Parole meno dure rispetto alle attese visto che il messaggio del presidente Usa avvengono poco dopo l’attacco iraniano alle basi americane in Iraq. Ma, come già sperimentato in altri casi, la tecnica di Trump è quella di andare all’attacco con l’obiettivo in un secondo momento di cercare un qualche ‘compromesso’.

E non per caso l’inquilino della Casa Bianca spiega: “Non sono andate perse vite Usa o irachene, grazie alle precauzioni prese. Sembra che l’Iran abbia indietreggiato. Siamo pronti alla pace con tutti quelli che lo vogliono”.

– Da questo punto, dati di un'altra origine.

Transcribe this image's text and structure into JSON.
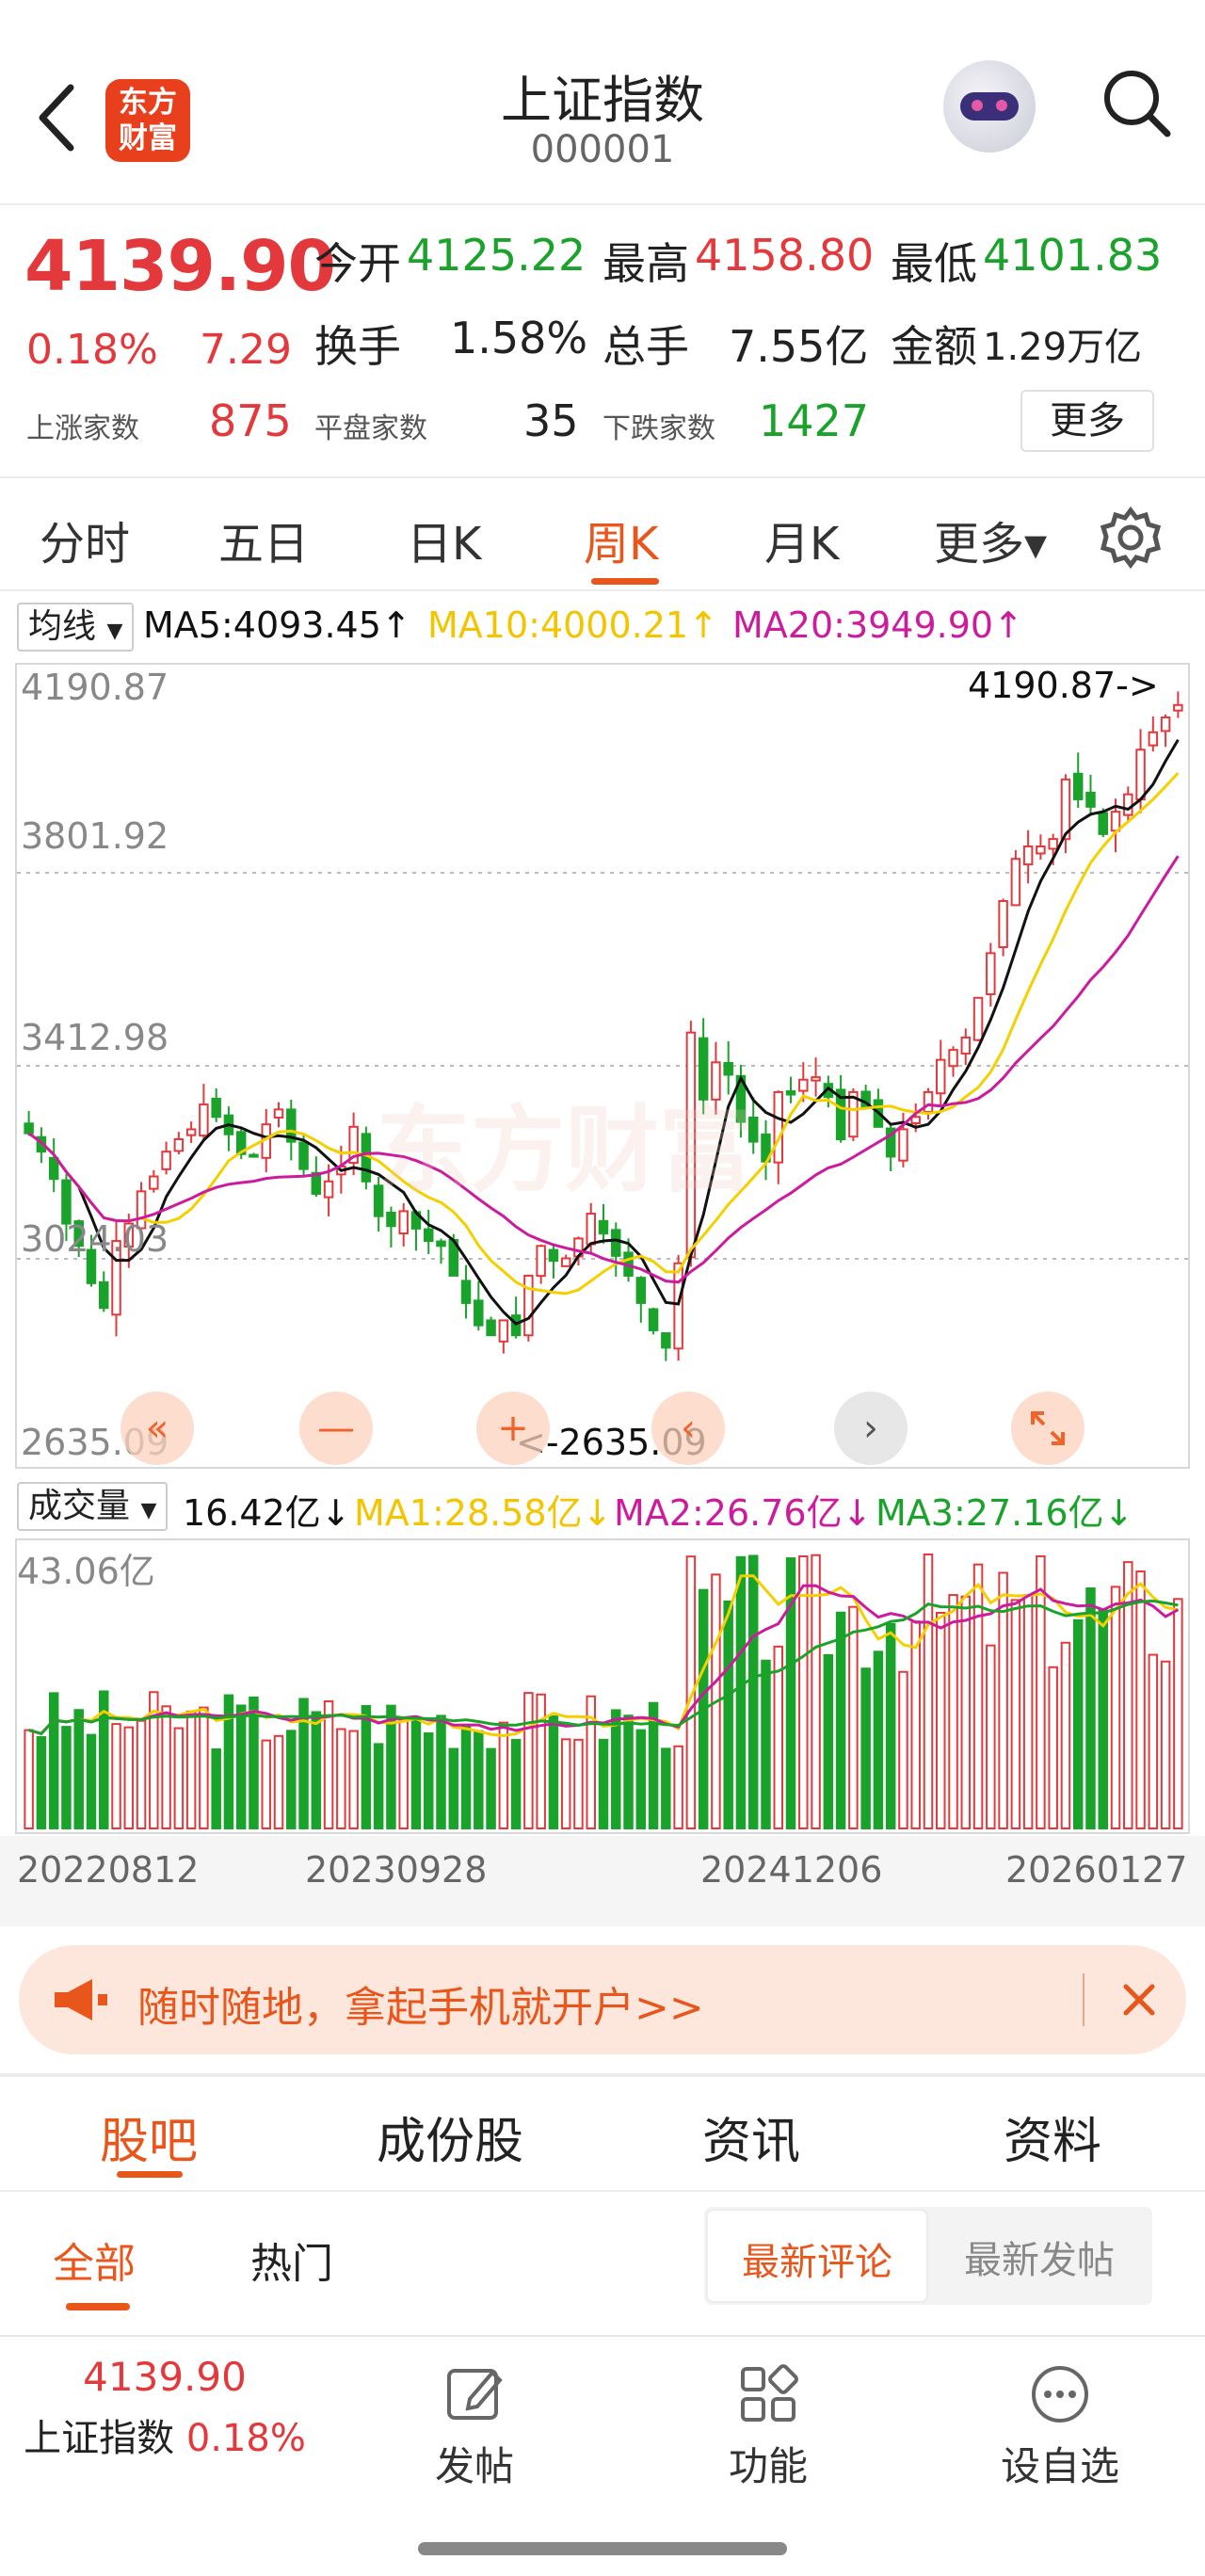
{
  "header": {
    "title": "上证指数",
    "code": "000001",
    "logo_line1": "东方",
    "logo_line2": "财富"
  },
  "quote": {
    "price": "4139.90",
    "change_pct": "0.18%",
    "change": "7.29",
    "open_label": "今开",
    "open": "4125.22",
    "high_label": "最高",
    "high": "4158.80",
    "low_label": "最低",
    "low": "4101.83",
    "turnover_label": "换手",
    "turnover": "1.58%",
    "volume_label": "总手",
    "volume": "7.55亿",
    "amount_label": "金额",
    "amount": "1.29万亿",
    "up_label": "上涨家数",
    "up": "875",
    "flat_label": "平盘家数",
    "flat": "35",
    "down_label": "下跌家数",
    "down": "1427",
    "more_label": "更多"
  },
  "period_tabs": [
    "分时",
    "五日",
    "日K",
    "周K",
    "月K",
    "更多▾"
  ],
  "active_period": "周K",
  "ma_legend": {
    "selector": "均线",
    "ma5": "MA5:4093.45↑",
    "ma10": "MA10:4000.21↑",
    "ma20": "MA20:3949.90↑"
  },
  "price_chart": {
    "y_labels": [
      "4190.87",
      "3801.92",
      "3412.98",
      "3024.03",
      "2635.09"
    ],
    "max_marker": "4190.87->",
    "min_marker": "<-2635.09"
  },
  "volume_legend": {
    "selector": "成交量",
    "value": "16.42亿↓",
    "ma1": "MA1:28.58亿↓",
    "ma2": "MA2:26.76亿↓",
    "ma3": "MA3:27.16亿↓",
    "max_label": "43.06亿"
  },
  "x_dates": [
    "20220812",
    "20230928",
    "20241206",
    "20260127"
  ],
  "promo": {
    "text": "随时随地，拿起手机就开户>>"
  },
  "content_tabs": [
    "股吧",
    "成份股",
    "资讯",
    "资料"
  ],
  "sub_tabs": [
    "全部",
    "热门"
  ],
  "sort_tabs": [
    "最新评论",
    "最新发帖"
  ],
  "bottom_bar": {
    "price": "4139.90",
    "name": "上证指数",
    "pct": "0.18%",
    "post": "发帖",
    "func": "功能",
    "watch": "设自选"
  },
  "colors": {
    "up": "#e4393c",
    "down": "#1aa32b",
    "accent": "#e8561c",
    "ma5": "#111111",
    "ma10": "#f4d000",
    "ma20": "#cc1b9c"
  },
  "chart_data": {
    "type": "candlestick",
    "title": "上证指数 周K",
    "ylim": [
      2635.09,
      4190.87
    ],
    "x_labels": [
      "20220812",
      "20230928",
      "20241206",
      "20260127"
    ],
    "close_series": [
      3277,
      3240,
      3185,
      3095,
      3050,
      2975,
      2925,
      3060,
      3095,
      3160,
      3190,
      3240,
      3265,
      3285,
      3335,
      3310,
      3275,
      3235,
      3230,
      3295,
      3325,
      3260,
      3205,
      3155,
      3180,
      3210,
      3290,
      3180,
      3110,
      3090,
      3120,
      3085,
      3060,
      3050,
      2990,
      2935,
      2890,
      2870,
      2900,
      2870,
      2990,
      3050,
      3020,
      3025,
      3065,
      3115,
      3075,
      3030,
      2990,
      2935,
      2880,
      2845,
      3015,
      3480,
      3345,
      3420,
      3395,
      3300,
      3260,
      3220,
      3360,
      3355,
      3385,
      3390,
      3350,
      3265,
      3360,
      3330,
      3290,
      3230,
      3285,
      3310,
      3360,
      3425,
      3445,
      3470,
      3550,
      3640,
      3745,
      3830,
      3855,
      3855,
      3870,
      3990,
      3950,
      3935,
      3880,
      3925,
      3960,
      4050,
      4085,
      4115,
      4140
    ],
    "volume_max_label": "43.06亿"
  }
}
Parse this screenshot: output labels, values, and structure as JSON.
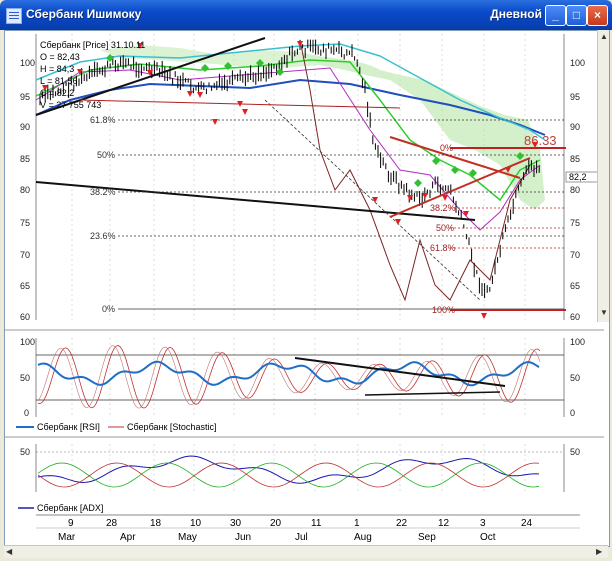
{
  "window": {
    "title": "Сбербанк Ишимоку",
    "mode": "Дневной",
    "controls": {
      "minimize": "_",
      "maximize": "□",
      "close": "×"
    }
  },
  "main_chart": {
    "legend_title": "Сбербанк [Price] 31.10.11",
    "legend_lines": [
      "O = 82,43",
      "H = 84,3",
      "L = 81,56",
      "C = 82,2",
      "V = 27 755 743"
    ],
    "y_ticks": [
      "100",
      "95",
      "90",
      "85",
      "80",
      "75",
      "70",
      "65",
      "60"
    ],
    "last_price_label": "82,2",
    "resistance_label": "86.33",
    "fib_left": [
      "61.8%",
      "50%",
      "38.2%",
      "23.6%",
      "0%"
    ],
    "fib_right": [
      "0%",
      "38.2%",
      "50%",
      "61.8%",
      "100%"
    ]
  },
  "oscillator": {
    "y_ticks": [
      "100",
      "50",
      "0"
    ],
    "legend": [
      "Сбербанк [RSI]",
      "Сбербанк [Stochastic]"
    ]
  },
  "adx_panel": {
    "y_ticks": [
      "50"
    ],
    "legend": [
      "Сбербанк [ADX]"
    ]
  },
  "x_axis": {
    "days": [
      "9",
      "28",
      "18",
      "10",
      "30",
      "20",
      "11",
      "1",
      "22",
      "12",
      "3",
      "24"
    ],
    "months": [
      "Mar",
      "Apr",
      "May",
      "Jun",
      "Jul",
      "Aug",
      "Sep",
      "Oct"
    ]
  },
  "colors": {
    "titlebar": "#0a49c8",
    "rsi": "#1f6fc8",
    "stochastic": "#c03030",
    "adx": "#1a1ab0",
    "cloud": "#9ad78a",
    "sell_marker": "#e02020",
    "buy_marker": "#30c030"
  }
}
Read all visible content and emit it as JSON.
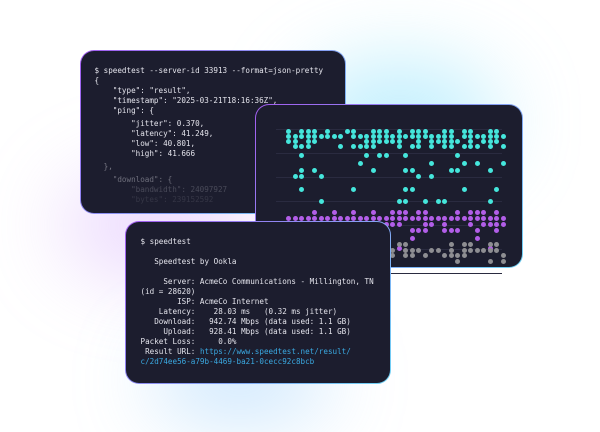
{
  "json_card": {
    "command": "$ speedtest --server-id 33913 --format=json-pretty",
    "lines": [
      "{",
      "    \"type\": \"result\",",
      "    \"timestamp\": \"2025-03-21T18:16:36Z\",",
      "    \"ping\": {",
      "        \"jitter\": 0.370,",
      "        \"latency\": 41.249,",
      "        \"low\": 40.801,",
      "        \"high\": 41.666",
      "  },",
      "    \"download\": {",
      "        \"bandwidth\": 24097927",
      "        \"bytes\": 239152592"
    ]
  },
  "dot_chart": {
    "colors": {
      "cyan": "#45e6dc",
      "purple": "#b25ee8",
      "gray": "#8e8e92"
    }
  },
  "cli_card": {
    "command": "$ speedtest",
    "title": "   Speedtest by Ookla",
    "server_line": "     Server: AcmeCo Communications - Millington, TN",
    "server_id": "(id = 28620)",
    "isp": "        ISP: AcmeCo Internet",
    "latency": "    Latency:    28.03 ms   (0.32 ms jitter)",
    "download": "   Download:   942.74 Mbps (data used: 1.1 GB)",
    "upload": "     Upload:   928.41 Mbps (data used: 1.1 GB)",
    "packet_loss": "Packet Loss:     0.0%",
    "result_label": " Result URL: ",
    "result_url_1": "https://www.speedtest.net/result/",
    "result_url_2": "c/2d74ee56-a79b-4469-ba21-0cecc92c8bcb"
  }
}
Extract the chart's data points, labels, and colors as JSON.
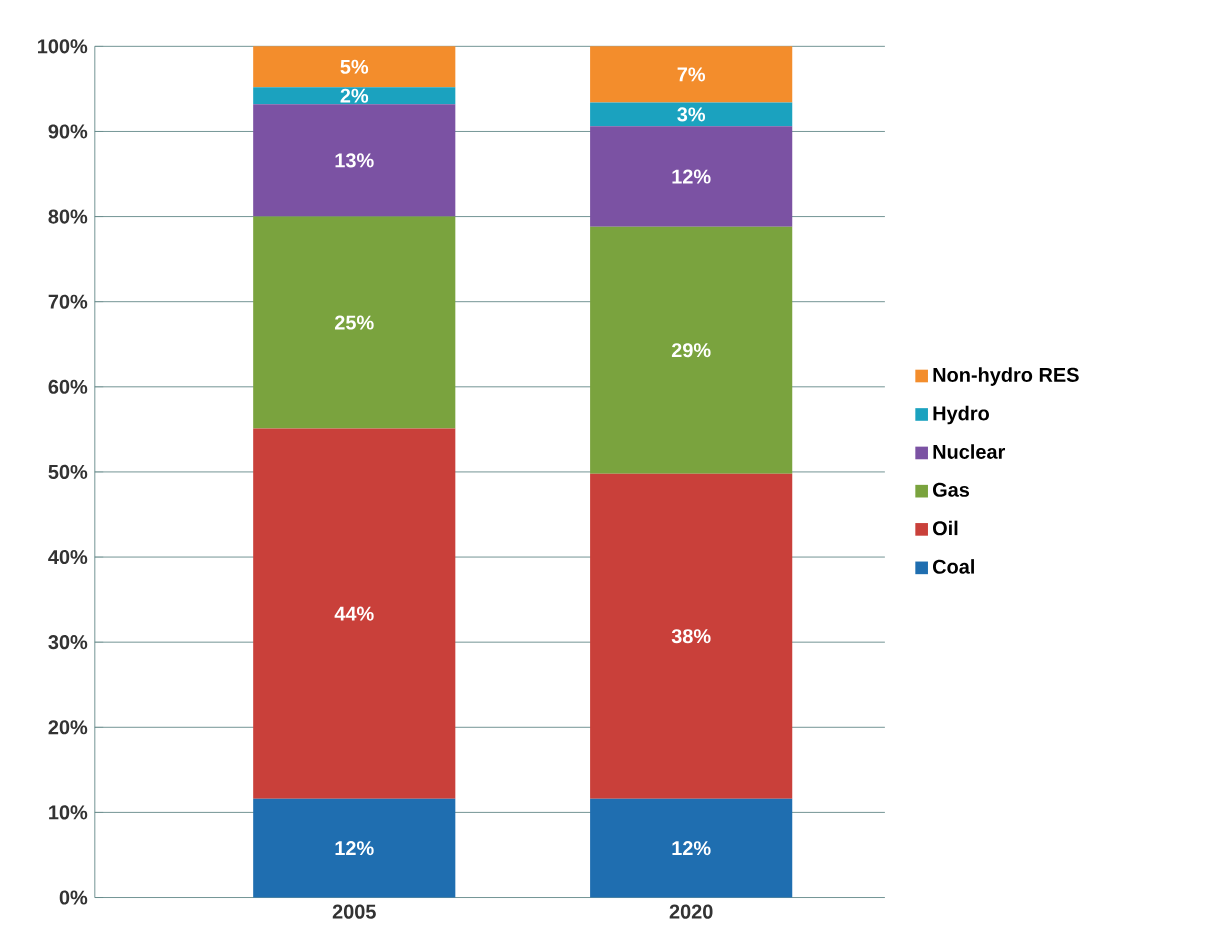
{
  "chart_data": {
    "type": "bar",
    "stacked": true,
    "categories": [
      "2005",
      "2020"
    ],
    "series": [
      {
        "name": "Coal",
        "color": "#1f6eb0",
        "values": [
          11.6,
          11.6
        ],
        "value_labels": [
          "12%",
          "12%"
        ]
      },
      {
        "name": "Oil",
        "color": "#c9403a",
        "values": [
          43.5,
          38.2
        ],
        "value_labels": [
          "44%",
          "38%"
        ]
      },
      {
        "name": "Gas",
        "color": "#7aa33e",
        "values": [
          24.9,
          29.0
        ],
        "value_labels": [
          "25%",
          "29%"
        ]
      },
      {
        "name": "Nuclear",
        "color": "#7b52a3",
        "values": [
          13.2,
          11.8
        ],
        "value_labels": [
          "13%",
          "12%"
        ]
      },
      {
        "name": "Hydro",
        "color": "#1ba2bf",
        "values": [
          2.0,
          2.8
        ],
        "value_labels": [
          "2%",
          "3%"
        ]
      },
      {
        "name": "Non-hydro RES",
        "color": "#f38d2c",
        "values": [
          4.8,
          6.6
        ],
        "value_labels": [
          "5%",
          "7%"
        ]
      }
    ],
    "ylim": [
      0,
      100
    ],
    "yticks": [
      {
        "value": 0,
        "label": "0%"
      },
      {
        "value": 10,
        "label": "10%"
      },
      {
        "value": 20,
        "label": "20%"
      },
      {
        "value": 30,
        "label": "30%"
      },
      {
        "value": 40,
        "label": "40%"
      },
      {
        "value": 50,
        "label": "50%"
      },
      {
        "value": 60,
        "label": "60%"
      },
      {
        "value": 70,
        "label": "70%"
      },
      {
        "value": 80,
        "label": "80%"
      },
      {
        "value": 90,
        "label": "90%"
      },
      {
        "value": 100,
        "label": "100%"
      }
    ],
    "grid": "y",
    "legend": "right"
  }
}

Quindi torna a minacciare: “Mentre valutiamo opzioni per rispondere all’aggressione iraniana, imporremo altre sanzioni nei confronti del regime di Teheran che rimarranno in vigore finché l’Iran non cambierà il suo comportamento”.

“L’Iran deve abbandonare le sue ambizioni nucleari e smettere di sostenere il terrorismo. È arrivato il momento per Regno Unito, Germania, Francia, Russia e Cina di riconoscere questa realtà. Devono uscire da ciò che resta dell’accordo nucleare del 2015”.

Infine un’altra apertura: “Dobbiamo lavorare tutti insieme per un’intesa con l’Iran per rendere il mondo più sicuro e pacifico, un’intesa che consenta all’Iran di prosperare e sfruttare il suo enorme potenziale”.